One good reason to use a VM - JIT's can generate very very fast code. Hotspot ha...

YZF · on April 3, 2014

Can you show us some Java code that's faster than reasonably tuned C compiled with a good C compiler with all optimizations on? Performance issues in Java are often related to memory management and lack of control over the layout of your objects and JITs also have real-time constraints, you can't sit all day while the JIT does it's thing.

elq · on April 3, 2014

I do machine learning, I don't particularly care about object layout - almost everything I deal with is just arrays of floats, doubles, or longs. I'm also not bothered by GC issues as I simply iterate over the same arrays many times. Lastly, with the type of code I run, JITing of hotspots is done long before the first iteration over the data is complete.

A coworker bet that java would be within 30% of similarly structured c code. I didn't believe him, so I rewrote two of my companies computationally expensive algorithms; a variant of matrix factorization and a neural network.

The production version of the C code did some tricks that would not be possible in java, so I rewrote the C versions to be a bit simpler. I then ported the simpler C programs to java, a fairly straight forward and mostly mechanical job.

The MF code was 5-6% slower than in C, the RBM code was about 1% faster than C.

Granted the tricks I was able to exploit in the production versions made those versions decisively faster than the simple java version, but java was and is much better than I realized.

YZF · on April 3, 2014

I'd be interested in seeing the code. I guess my perspective is that with C++ or C getting something to run fast is a process. The first naive implementation will run pretty fast with a good compiler but then you whip out the profiler and look at the generated assembly. It's not just the language it's also the tooling. As an example, you might find that to make good utilization of SSE you want to process multiple matrices concurrently. You may arrange your input data such that you can quickly load the corner element of 4 matrices into an SSE register. You may further rearrange things so that you hide the latency of certain instructions. A good compiler can do some of that for you but the biggest thing is having visibility and being able to exert control at this level. This is often an order of magnitude difference in performance.

Now with a VM you can't really do that. Even if you could for a given implementation of the VM you might get terrible performance somewhere else. The run anywhere VM approach means you're giving up the ability to fine tune things and there's really no way around that. All you can do is try to minimize the impact and I guess JIT is one way. It's certainly true it's a lot faster than it used to be but presumably there are some sweet spots, patterns the JIT is very good at, and some less than sweet spots, patterns where it's not, and your visibility and ability to engineer things is reduced...
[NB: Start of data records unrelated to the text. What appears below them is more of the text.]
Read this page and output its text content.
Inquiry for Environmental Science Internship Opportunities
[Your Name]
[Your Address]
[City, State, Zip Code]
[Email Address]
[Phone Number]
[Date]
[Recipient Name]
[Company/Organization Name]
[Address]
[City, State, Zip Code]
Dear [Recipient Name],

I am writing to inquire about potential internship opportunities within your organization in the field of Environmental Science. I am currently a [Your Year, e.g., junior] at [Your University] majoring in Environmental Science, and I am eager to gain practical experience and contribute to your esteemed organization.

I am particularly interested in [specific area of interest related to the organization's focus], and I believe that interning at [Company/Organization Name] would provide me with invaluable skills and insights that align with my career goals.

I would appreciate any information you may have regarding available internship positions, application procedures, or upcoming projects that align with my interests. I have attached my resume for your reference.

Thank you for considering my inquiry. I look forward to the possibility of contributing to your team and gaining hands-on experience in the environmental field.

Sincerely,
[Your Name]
Buddha789 · on April 3, 2014

So, you wrote the C code to be slower, and then Java seemed fast? :-) I do numeric software for a living - similar to you: lots of arrays allocated once and iterated over. It would be great if Java could cut it, but I'll never believe when Java people claim that it's nearly the speed of C until they show me a Java FFT that compares to FFTW. One simple benchmark, and I'll believe the Java believers.

x0x0 · on April 4, 2014

I work on ml code as well.

one awesome trick the jit does is in the case of child classes with virtual functions, if there is only one child class used in a run, it can remove the virtual-ness and inline the function used.

so, for example, one place you would see this is if you have distributions, and eg class Distribution has a virtual member function like deviance or some such. However, for a given run of your code, you only ever use one distribution. Also say that the loop that uses the deviance is hot enough that you can see the slowdown from the vtable and the function call. The java jit will inline the deviance function for the distribution you use (assuming the method is small enough, which it often is). The only way to get this behavior in c++ is to lift the decision out of the hot loop and generate one function for each distribution. I've done this and seen noticeable performance gains (10-15% on hours/days long runtimes), but it does not make the code nice to work with.

pjmlp · on April 2, 2014

Very much true, but Sun had to pump lots of research money to make it so.

Had it been an optimizing compiler since day one, it wouldn't had to be like that.

elq · on April 2, 2014

Well... A lot of hotspots potential comes from runtime profiling, this is not necessarily the same as having an optimizing compiler generating code at compile time.

YZF · on April 3, 2014

Modern C compilers have profile guided optimization for that. You run your code, profile it, and the optimizer uses that data in the next pass. So this is something you can get without a JIT compiler.

elq · on April 3, 2014

In my experience, PGO is something that relatively few C/C++ programmers know about or at least use... roughly the same percentage of java programmers know how JIT works. But all java programmers get to benefit from JIT.

Don't get me wrong, a lot of java bugs the hell out of me and I'm personally much more comfortable writing c++. I'm just pointing out that a code running on a virtual machine isn't some horrible back water.